Lake Shore Bancorp said fourth-quarter profits soared 47 percent, a figure fueled largely by the lack of a big charge incurred last year and growth in core deposits and commercial mortgages.
The Dunkirk-based parent of Lake Shore Savings Bank reported net income of $861,000, or 15 cents per share, up from $587,000, or 10 cents per share, for the fourth quarter of 2011.
Core deposits, not including high-cost certificates of deposit, rose 12.6 percent, while the bank added $12.9 million in commercial real estate loans in the last 12 months. Bad debts also fell compared to total loans.
But the surge in profits was somewhat artificial. Results included a $500,000 charge a year ago to write down the value of an investment in a subsidiary.
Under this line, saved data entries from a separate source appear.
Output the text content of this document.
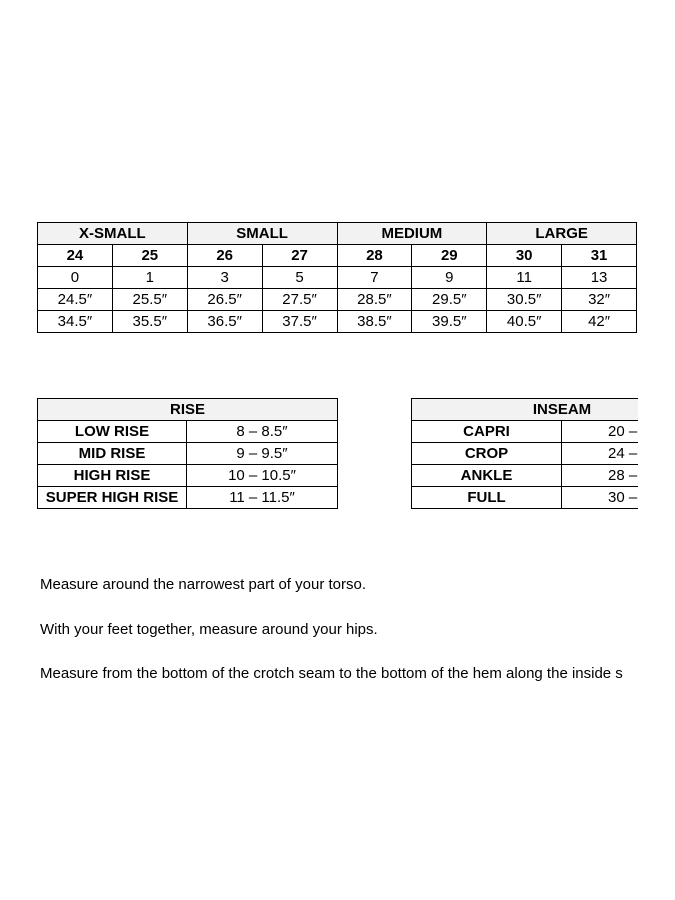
X-SMALL		SMALL		MEDIUM		LARGE	
24	25	26	27	28	29	30	31
0	1	3	5	7	9	11	13
24.5″	25.5″	26.5″	27.5″	28.5″	29.5″	30.5″	32″
34.5″	35.5″	36.5″	37.5″	38.5″	39.5″	40.5″	42″
RISE	
LOW RISE	8 – 8.5″
MID RISE	9 – 9.5″
HIGH RISE	10 – 10.5″
SUPER HIGH RISE	11 – 11.5″
INSEAM	
CAPRI	20 –
CROP	24 –
ANKLE	28 –
FULL	30 –
Measure around the narrowest part of your torso.
With your feet together, measure around your hips.
Measure from the bottom of the crotch seam to the bottom of the hem along the inside s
Without that and a one-time gain in the recent quarter, total lending and fee revenues fell 4.2 percent to $4.23 million, while expenses increased and the bank set aside more for loan losses.
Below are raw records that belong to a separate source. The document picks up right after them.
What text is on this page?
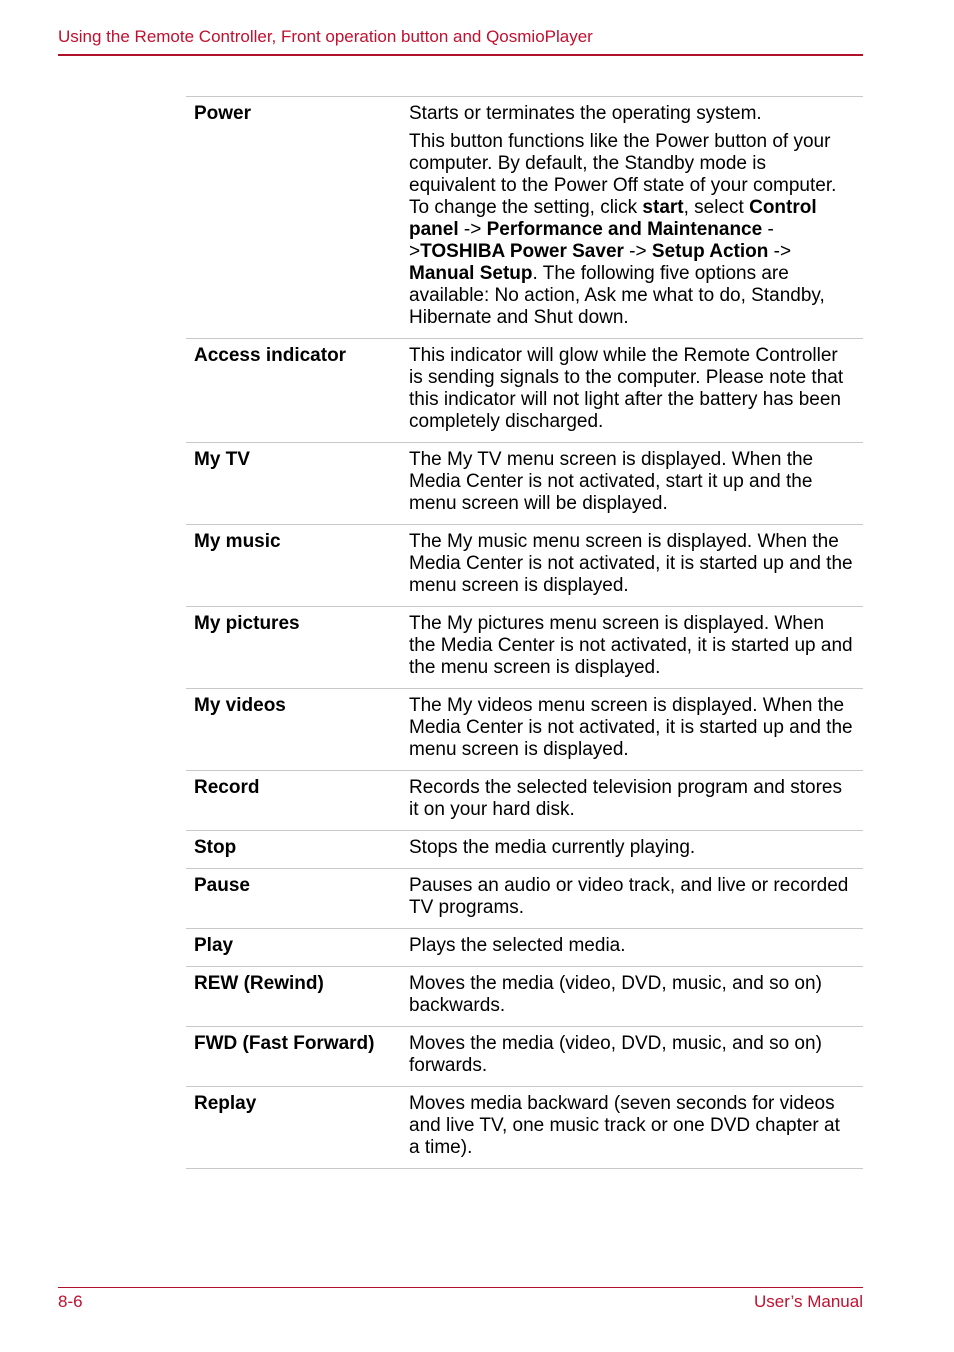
Using the Remote Controller, Front operation button and QosmioPlayer
Power	Starts or terminates the operating system.

This button functions like the Power button of your computer. By default, the Standby mode is equivalent to the Power Off state of your computer. To change the setting, click start, select Control panel -> Performance and Maintenance ->TOSHIBA Power Saver -> Setup Action -> Manual Setup. The following five options are available: No action, Ask me what to do, Standby, Hibernate and Shut down.

Access indicator	This indicator will glow while the Remote Controller is sending signals to the computer. Please note that this indicator will not light after the battery has been completely discharged.
My TV	The My TV menu screen is displayed. When the Media Center is not activated, start it up and the menu screen will be displayed.
My music	The My music menu screen is displayed. When the Media Center is not activated, it is started up and the menu screen is displayed.
My pictures	The My pictures menu screen is displayed. When the Media Center is not activated, it is started up and the menu screen is displayed.
My videos	The My videos menu screen is displayed. When the Media Center is not activated, it is started up and the menu screen is displayed.
Record	Records the selected television program and stores it on your hard disk.
Stop	Stops the media currently playing.
Pause	Pauses an audio or video track, and live or recorded TV programs.
Play	Plays the selected media.
REW (Rewind)	Moves the media (video, DVD, music, and so on) backwards.
FWD (Fast Forward)	Moves the media (video, DVD, music, and so on) forwards.
Replay	Moves media backward (seven seconds for videos and live TV, one music track or one DVD chapter at a time).
8-6	User’s Manual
For the full year, profits fell 2.7 percent to $3.6 million, or 64 cents per share, from $3.7 million, or 65 cents per share in 2011.
“Our solid fourth quarter and full year results reflect our focus on effective execution within a challenging business environment which is characterized by narrowing margins for a large majority of financial institutions,” said Lake Shore President and CEO Daniel P. Reininga.
Net interest income from taking deposits and making loans fell 5 percent to $3.7 million, as interest income from loans and investments fell 9 percent on lower average loan balances and reduced yields, while interest expense fell 25 percent because of lower average rates on deposits and less long-term debt. The profit margin also narrowed.
The bank set aside $386,000 for loan losses, more than triple the $120,000 it had reserved a year ago, but officials said that reflected the growth in commercial real estate loans, as well as an increase in bad debt, which still fell as a percentage of total loans.
Fee and other income rocketed to $546,000 from just $13,000 a year ago, but that included an $18,600 gain on the sale of investments in the recent quarter and the $500,000 charge a year ago. Otherwise, fees would have risen 2.8 percent.
Operating expenses rose 4.9 percent to $2.8 million, primarily from higher advertising costs. The bank also announced in December 2012 that it had purchased the former First Niagara Bank branch at 4950 Main St. in Snyder, including only the building and contents but no deposits or loans. Lake Shore will open its 11th location there in the second quarter.
“We are excited by the opportunity to provide another point of service for our customers in Erie County, and in particular in the Snyder and Williamsville markets,” Reininga said. “We look forward to introducing our personal service banking model to the residents of these communities.”